Capt. Franklin Ellis382
Stockport, the smallest town in the county, was erected from the towns of Stuyvesant, Ghent, and Hudson, April 30, 1833. It received its name from Stockport, England, the native place of James Wild, at that time a prominent citizen of the town. Its location is in the western range of towns, north of the centre. Its greatest length is along the Hudson, which forms its western boundary. Its area comprises a little more than six thousand acres of land, whose general surface is elevated, although not mountainous. There are high hills along the Hudson, which slope eastward, forming table-lands of moderate height. Near the centre of the town the general level is broken by ridges, extending north and south, from which is afforded an attractive view of the country miles around. The soil is a fertile loam along the stream, somewhat slaty on the uplands in the central part, and clayey in the southern.
The sunny hill-sides on the Hudson seem especially adapted for fruit culture, and large vineyards abound.

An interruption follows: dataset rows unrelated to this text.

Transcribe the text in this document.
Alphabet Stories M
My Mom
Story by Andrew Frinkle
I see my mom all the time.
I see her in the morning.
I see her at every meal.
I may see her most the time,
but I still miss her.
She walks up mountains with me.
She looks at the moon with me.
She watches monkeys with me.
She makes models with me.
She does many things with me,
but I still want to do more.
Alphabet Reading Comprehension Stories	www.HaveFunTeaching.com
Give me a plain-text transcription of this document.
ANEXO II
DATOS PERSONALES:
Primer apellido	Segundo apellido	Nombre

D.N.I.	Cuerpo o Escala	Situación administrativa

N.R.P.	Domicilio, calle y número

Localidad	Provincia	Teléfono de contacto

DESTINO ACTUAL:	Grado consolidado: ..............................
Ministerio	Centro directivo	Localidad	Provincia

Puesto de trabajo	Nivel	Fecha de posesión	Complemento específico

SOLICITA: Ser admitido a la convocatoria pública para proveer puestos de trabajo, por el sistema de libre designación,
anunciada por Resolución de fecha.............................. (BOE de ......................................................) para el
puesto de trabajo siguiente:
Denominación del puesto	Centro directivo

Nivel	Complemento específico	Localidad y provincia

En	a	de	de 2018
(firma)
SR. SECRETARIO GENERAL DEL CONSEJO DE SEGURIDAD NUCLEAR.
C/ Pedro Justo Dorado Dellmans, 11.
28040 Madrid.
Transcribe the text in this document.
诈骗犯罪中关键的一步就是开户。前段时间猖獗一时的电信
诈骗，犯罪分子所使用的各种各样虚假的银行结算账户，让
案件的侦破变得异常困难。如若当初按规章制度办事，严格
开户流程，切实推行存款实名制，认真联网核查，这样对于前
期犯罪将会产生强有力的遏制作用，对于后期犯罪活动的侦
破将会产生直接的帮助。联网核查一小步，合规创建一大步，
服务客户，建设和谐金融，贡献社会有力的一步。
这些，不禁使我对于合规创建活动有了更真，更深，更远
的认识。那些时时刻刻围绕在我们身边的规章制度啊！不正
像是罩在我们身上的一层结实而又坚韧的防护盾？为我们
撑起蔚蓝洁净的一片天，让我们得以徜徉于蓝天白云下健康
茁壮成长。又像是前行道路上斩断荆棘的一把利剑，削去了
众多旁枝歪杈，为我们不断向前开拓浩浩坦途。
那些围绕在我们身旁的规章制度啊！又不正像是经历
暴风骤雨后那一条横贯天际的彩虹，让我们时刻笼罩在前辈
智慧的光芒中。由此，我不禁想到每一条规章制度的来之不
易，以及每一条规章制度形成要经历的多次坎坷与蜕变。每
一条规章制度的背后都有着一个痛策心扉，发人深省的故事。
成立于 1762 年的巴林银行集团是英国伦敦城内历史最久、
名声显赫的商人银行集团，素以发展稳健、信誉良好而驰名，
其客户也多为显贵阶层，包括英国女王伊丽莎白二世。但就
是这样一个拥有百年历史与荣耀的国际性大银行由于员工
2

Near the mouth of Stockport creek are several containing more than forty acres each, whose yearly product aggregates more than one hundred tons of grapes.
Stockport is remarkably well watered. Kinderhook creek enters the town from the northwest, and flows a little east of the centre, where it forms a junction with Claverack creek, which flows from the southeast. The united streams form Stockport (formerly Major Abram's) creek, which flows westward into the Hudson, having in its descent to the level of that stream several falls of considerable magnitude. The other streams have, in the town, falls whose aggregate height is more than one hundred and fifty feet; and natural water-power is afforded at Stottsville, Stockport, Chittenden's falls, and Columbiaville. This power has been judiciously utilized, giving Stockport great prominence as a manufacturing town, and forming the source of much wealth.